We posit that a very early-pregnancy role for AVP in preeclampsia supports the novel concept that the central nervous system, and more specifically the neurohypophysis, is critically involved in the pathogenesis of preeclampsia. This challenges and expands the current understanding of preeclampsia as a second-trimester disease of the vasculature and immune system. Measurement of AVP release in the first few weeks of pregnancy holds great promise as a novel diagnostic tool to predict the development of preeclampsia, and inhibition of AVP release or action may represent a novel and rational therapeutic approach to preventing and treating preeclampsia. Finally, these data identify AVP infusion as a new, simple, and clinically-relevant means of modeling preeclampsia in rodents.

Supplementary Material

Online Supplement

NOVELTY AND SIGNIFICANCE.

  1. What Is New?

    • Maternal plasma copeptin predicts late-pregnancy onset of preeclampsia at least as early as the sixth week of pregnancy, regardless of clinical covariates.

    • Infusion of vasopressin during pregnancy is sufficient to induce the cardinal phenotypes of preeclampsia in mice.

  2. What Is Relevant?

    • Current diagnostic biomarkers for preeclampsia are largely limited to the second trimester, shortly before the onset of clinical symptoms.

    • Early-pregnancy events that activate known late-pregnancy mediators of preeclampsia (e.g. - vascular, immune, renal) are essentially unknown.

  3. Summary

    • Copeptin represents a novel diagnostic biomarker for the prediction of preeclampsia, and is predictive far earlier in pregnancy than all other known biomarkers.

    • Chronic vasopressin infusion represents a new, rational, clinically-relevant method to model preeclampsia in mice.

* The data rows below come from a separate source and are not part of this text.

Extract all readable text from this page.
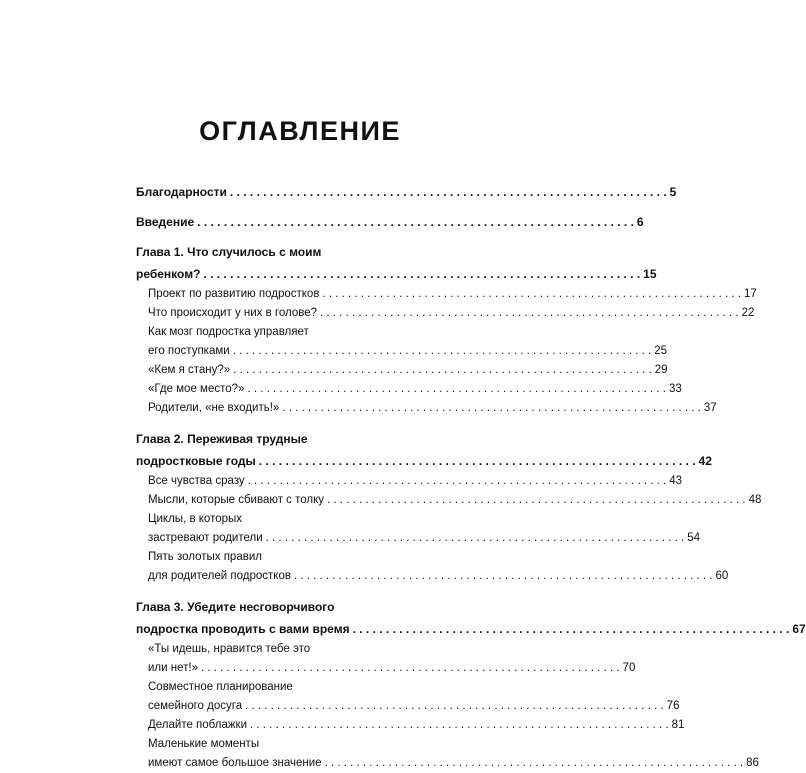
ОГЛАВЛЕНИЕ
Благодарности . . . . . . . . . . . . . . . . . . . . . . . . . . . . . . . . . . . . . . . . . . . . . . . . . . . . . . . . . . . . . . . . . . 5
Введение . . . . . . . . . . . . . . . . . . . . . . . . . . . . . . . . . . . . . . . . . . . . . . . . . . . . . . . . . . . . . . . . . . 6
Глава 1. Что случилось с моим
ребенком? . . . . . . . . . . . . . . . . . . . . . . . . . . . . . . . . . . . . . . . . . . . . . . . . . . . . . . . . . . . . . . . . . . 15
Проект по развитию подростков . . . . . . . . . . . . . . . . . . . . . . . . . . . . . . . . . . . . . . . . . . . . . . . . . . . . . . . . . . . . . . . . . . 17
Что происходит у них в голове? . . . . . . . . . . . . . . . . . . . . . . . . . . . . . . . . . . . . . . . . . . . . . . . . . . . . . . . . . . . . . . . . . . 22
Как мозг подростка управляет
его поступками . . . . . . . . . . . . . . . . . . . . . . . . . . . . . . . . . . . . . . . . . . . . . . . . . . . . . . . . . . . . . . . . . . 25
«Кем я стану?» . . . . . . . . . . . . . . . . . . . . . . . . . . . . . . . . . . . . . . . . . . . . . . . . . . . . . . . . . . . . . . . . . . 29
«Где мое место?» . . . . . . . . . . . . . . . . . . . . . . . . . . . . . . . . . . . . . . . . . . . . . . . . . . . . . . . . . . . . . . . . . . 33
Родители, «не входить!» . . . . . . . . . . . . . . . . . . . . . . . . . . . . . . . . . . . . . . . . . . . . . . . . . . . . . . . . . . . . . . . . . . 37
Глава 2. Переживая трудные
подростковые годы . . . . . . . . . . . . . . . . . . . . . . . . . . . . . . . . . . . . . . . . . . . . . . . . . . . . . . . . . . . . . . . . . . 42
Все чувства сразу . . . . . . . . . . . . . . . . . . . . . . . . . . . . . . . . . . . . . . . . . . . . . . . . . . . . . . . . . . . . . . . . . . 43
Мысли, которые сбивают с толку . . . . . . . . . . . . . . . . . . . . . . . . . . . . . . . . . . . . . . . . . . . . . . . . . . . . . . . . . . . . . . . . . . 48
Циклы, в которых
застревают родители . . . . . . . . . . . . . . . . . . . . . . . . . . . . . . . . . . . . . . . . . . . . . . . . . . . . . . . . . . . . . . . . . . 54
Пять золотых правил
для родителей подростков . . . . . . . . . . . . . . . . . . . . . . . . . . . . . . . . . . . . . . . . . . . . . . . . . . . . . . . . . . . . . . . . . . 60
Глава 3. Убедите несговорчивого
подростка проводить с вами время . . . . . . . . . . . . . . . . . . . . . . . . . . . . . . . . . . . . . . . . . . . . . . . . . . . . . . . . . . . . . . . . . . 67
«Ты идешь, нравится тебе это
или нет!» . . . . . . . . . . . . . . . . . . . . . . . . . . . . . . . . . . . . . . . . . . . . . . . . . . . . . . . . . . . . . . . . . . 70
Совместное планирование
семейного досуга . . . . . . . . . . . . . . . . . . . . . . . . . . . . . . . . . . . . . . . . . . . . . . . . . . . . . . . . . . . . . . . . . . 76
Делайте поблажки . . . . . . . . . . . . . . . . . . . . . . . . . . . . . . . . . . . . . . . . . . . . . . . . . . . . . . . . . . . . . . . . . . 81
Маленькие моменты
имеют самое большое значение . . . . . . . . . . . . . . . . . . . . . . . . . . . . . . . . . . . . . . . . . . . . . . . . . . . . . . . . . . . . . . . . . . 86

    • These findings are consistent with a role for the neurohypophysis in the very-early pregnancy pathogenesis of preeclampsia.

ACKNOWLEDGMENTS

The authors sincerely acknowledge the technical support of the staff of the University of Iowa Maternal-Fetal Tissue Bank and Women’s Health Tissue Repository, the Santillan laboratory, the Grobe laboratory, and Amy Trent in the University Of Iowa Department Of Pathology for her expertise in electron microscopy. The authors also thank James N. Martin, MD, University of Mississippi, and Allyn L. Mark, MD, and Curt D. Sigmund, PhD, University of Iowa, for their critical reviews of the manuscript.

SOURCES OF FUNDING

This work was supported through grants from the NIH to MKS (HD000849, RR024980) and JLG (HL098276, HL084207), American Heart Association to JLG and MKS (14IRG18710013), American Diabetes Association to JLG (1-14-BS-079), Roy J. Carver Charitable Trust to MKS and JLG, University of Iowa Office of the Vice President for Research and Economic Development to JLG, Preeclampsia Foundation to MKS, Immunology Postdoctoral Training Grant to SMS (5T32AI007260-27), University of Iowa Medical Student Research Program to JYM, and the University of Iowa Department of Obstetrics and Gynecology.

Footnotes

CONFLICT OF INTEREST DISCLOSURE

Authors MKS and JLG currently hold a provisional patent addressing the use of copeptin and AVP measurements for the early pregnancy prediction of preeclampsia, and a second provisional patent addressing the inhibition of the AVP system for the treatment of preeclampsia. No direct financial or other conflicts of interest exist.